Regardless of the nature of an account's property exposures, risk managers should make sure that underwriters receive as much information as early as possible in the renewal process, observers say.

"Data is critical," said Kevin Kelley, chairman and chief executive officer for Lexington Insurance Co., a Boston-based unit of American International Group Inc.

The more information they can provide "in an organized fashion is certainly helpful to property underwriters," said Ed Radzinski, vp of Chubb & Son Inc. and worldwide property manager at Chubb Commercial Insurance in Whitehouse Station, N.J.

"It's the same as it's always been—good information, accurate and timely," said Tim Rose, president of Liberty Mutual Group's Liberty Mutual Property unit in Weston, Mass. "If you're a cat-exposed risk, (be) early to market—explore all available and alternative markets. Finally, as your options start to come together, in this market, you have to be very flexible and innovative. Those types of accounts are still very difficult to place," he said.
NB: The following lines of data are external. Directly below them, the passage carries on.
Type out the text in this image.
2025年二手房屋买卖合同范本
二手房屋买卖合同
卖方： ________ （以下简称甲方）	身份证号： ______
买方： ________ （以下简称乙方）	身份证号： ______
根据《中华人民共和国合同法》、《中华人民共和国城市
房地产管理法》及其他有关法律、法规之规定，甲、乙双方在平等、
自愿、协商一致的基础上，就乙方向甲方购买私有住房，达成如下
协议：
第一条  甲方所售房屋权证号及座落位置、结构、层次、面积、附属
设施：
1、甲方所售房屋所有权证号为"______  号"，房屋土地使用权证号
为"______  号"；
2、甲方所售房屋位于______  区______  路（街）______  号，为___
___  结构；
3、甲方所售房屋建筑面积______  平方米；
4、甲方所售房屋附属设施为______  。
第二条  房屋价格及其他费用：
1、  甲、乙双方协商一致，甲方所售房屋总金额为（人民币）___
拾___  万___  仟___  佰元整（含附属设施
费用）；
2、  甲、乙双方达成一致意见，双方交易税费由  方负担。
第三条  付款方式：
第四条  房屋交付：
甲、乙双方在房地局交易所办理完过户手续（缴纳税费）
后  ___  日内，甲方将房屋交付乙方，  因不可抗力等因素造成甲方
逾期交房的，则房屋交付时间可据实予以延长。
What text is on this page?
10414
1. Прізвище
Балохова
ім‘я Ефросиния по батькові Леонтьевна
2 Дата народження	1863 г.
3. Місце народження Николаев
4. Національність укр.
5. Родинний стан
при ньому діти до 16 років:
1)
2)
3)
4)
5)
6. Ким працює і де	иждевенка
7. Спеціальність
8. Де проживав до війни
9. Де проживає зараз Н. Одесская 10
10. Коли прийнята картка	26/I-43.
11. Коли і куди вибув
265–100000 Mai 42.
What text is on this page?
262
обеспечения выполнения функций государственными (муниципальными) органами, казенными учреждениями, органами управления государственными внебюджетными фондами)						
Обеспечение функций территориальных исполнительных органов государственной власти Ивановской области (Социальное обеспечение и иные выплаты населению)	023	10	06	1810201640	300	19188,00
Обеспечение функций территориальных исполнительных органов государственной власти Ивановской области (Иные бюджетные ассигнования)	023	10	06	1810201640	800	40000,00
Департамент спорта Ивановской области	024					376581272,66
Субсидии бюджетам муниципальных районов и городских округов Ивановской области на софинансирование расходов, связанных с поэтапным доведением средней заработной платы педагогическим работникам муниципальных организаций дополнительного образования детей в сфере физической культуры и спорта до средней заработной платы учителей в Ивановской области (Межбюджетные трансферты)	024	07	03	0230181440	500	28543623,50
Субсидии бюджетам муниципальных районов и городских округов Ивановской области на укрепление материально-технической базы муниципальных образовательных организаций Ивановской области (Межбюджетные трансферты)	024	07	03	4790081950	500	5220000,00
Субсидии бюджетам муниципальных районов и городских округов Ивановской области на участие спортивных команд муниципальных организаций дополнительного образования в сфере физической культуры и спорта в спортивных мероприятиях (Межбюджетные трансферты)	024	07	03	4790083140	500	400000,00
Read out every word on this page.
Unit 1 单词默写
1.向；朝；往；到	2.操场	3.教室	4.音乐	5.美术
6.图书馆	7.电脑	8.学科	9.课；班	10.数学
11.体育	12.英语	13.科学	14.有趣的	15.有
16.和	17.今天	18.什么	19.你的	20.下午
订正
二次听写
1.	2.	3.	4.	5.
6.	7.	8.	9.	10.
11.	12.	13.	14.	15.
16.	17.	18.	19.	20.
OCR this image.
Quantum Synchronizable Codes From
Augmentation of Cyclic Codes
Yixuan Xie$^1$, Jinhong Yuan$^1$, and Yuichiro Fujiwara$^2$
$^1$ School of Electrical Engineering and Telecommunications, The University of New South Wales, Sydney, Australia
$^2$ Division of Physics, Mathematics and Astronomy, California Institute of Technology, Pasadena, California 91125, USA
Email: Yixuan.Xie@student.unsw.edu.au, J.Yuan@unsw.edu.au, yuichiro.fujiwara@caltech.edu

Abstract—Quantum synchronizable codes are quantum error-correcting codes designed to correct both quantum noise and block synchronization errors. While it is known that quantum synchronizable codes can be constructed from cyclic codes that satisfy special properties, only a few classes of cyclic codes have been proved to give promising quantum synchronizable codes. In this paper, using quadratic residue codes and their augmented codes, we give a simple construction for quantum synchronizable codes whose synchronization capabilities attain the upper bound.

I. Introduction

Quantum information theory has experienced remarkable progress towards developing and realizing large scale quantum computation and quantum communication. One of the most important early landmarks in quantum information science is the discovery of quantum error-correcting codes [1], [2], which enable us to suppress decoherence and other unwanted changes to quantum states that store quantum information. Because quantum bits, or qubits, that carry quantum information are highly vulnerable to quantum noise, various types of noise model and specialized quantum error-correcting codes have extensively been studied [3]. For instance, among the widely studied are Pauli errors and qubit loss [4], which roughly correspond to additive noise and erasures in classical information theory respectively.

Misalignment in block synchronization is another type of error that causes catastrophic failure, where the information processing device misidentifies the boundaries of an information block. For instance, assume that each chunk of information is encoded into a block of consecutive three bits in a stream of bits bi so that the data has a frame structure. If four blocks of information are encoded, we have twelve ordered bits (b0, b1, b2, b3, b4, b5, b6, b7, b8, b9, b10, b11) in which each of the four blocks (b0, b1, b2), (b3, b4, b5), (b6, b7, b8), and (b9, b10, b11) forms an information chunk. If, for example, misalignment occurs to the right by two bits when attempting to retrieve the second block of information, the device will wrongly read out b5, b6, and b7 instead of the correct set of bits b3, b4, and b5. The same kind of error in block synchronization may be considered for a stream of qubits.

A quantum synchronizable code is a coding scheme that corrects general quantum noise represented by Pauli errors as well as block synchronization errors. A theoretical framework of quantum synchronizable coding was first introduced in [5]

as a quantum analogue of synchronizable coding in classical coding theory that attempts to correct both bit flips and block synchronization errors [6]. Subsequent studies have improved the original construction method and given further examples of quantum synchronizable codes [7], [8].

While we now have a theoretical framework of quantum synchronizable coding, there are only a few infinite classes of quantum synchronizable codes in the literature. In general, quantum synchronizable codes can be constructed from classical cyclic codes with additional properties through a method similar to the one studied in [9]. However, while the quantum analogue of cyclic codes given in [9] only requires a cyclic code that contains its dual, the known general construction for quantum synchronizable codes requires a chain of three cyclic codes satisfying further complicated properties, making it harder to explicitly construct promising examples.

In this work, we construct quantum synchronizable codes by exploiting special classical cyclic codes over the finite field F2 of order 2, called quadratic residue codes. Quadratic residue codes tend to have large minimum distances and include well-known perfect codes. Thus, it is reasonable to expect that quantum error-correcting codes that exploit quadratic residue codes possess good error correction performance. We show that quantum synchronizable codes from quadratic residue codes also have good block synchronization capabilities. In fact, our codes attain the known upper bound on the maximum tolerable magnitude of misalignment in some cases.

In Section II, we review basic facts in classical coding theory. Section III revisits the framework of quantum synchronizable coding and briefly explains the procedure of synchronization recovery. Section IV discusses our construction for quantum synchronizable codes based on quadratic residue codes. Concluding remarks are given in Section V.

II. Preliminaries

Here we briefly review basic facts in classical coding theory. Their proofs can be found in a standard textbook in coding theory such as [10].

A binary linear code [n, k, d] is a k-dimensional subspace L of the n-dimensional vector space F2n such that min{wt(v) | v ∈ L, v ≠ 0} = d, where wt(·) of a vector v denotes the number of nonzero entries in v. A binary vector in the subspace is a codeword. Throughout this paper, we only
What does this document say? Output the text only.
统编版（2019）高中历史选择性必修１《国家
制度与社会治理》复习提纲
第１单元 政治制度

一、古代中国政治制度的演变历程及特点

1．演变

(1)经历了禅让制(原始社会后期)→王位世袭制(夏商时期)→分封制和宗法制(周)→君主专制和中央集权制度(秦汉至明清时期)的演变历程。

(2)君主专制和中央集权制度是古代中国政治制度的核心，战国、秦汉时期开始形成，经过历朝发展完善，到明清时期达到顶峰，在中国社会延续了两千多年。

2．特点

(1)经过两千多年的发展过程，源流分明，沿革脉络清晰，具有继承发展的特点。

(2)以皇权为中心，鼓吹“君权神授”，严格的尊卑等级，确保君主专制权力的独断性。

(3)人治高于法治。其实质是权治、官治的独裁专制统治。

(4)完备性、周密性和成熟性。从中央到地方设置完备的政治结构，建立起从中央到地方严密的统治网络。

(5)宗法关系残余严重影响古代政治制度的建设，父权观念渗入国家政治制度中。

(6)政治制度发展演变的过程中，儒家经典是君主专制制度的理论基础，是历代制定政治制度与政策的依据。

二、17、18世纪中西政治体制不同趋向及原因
Risk mangers with cat-exposed property should "get the right information very early on" to their insurer, said Gary Thompson, a senior vp at The Hartford Financial Services Group Inc. in Hartford, Conn. Those with older properties should emphasize what they've done to mitigate the exposure, such as installing new roofing.

Risk managers need to put themselves on the same footing as the insurance market—using the same modeling tools to make certain they're providing accurate data, said Aaron Davis, director of Aon Corp.'s National Terrorism and Property Resources unit in New York.

The markets need large amounts of data to put in their models, he said. "Models are only as good as their inputs," Mr. Davis said.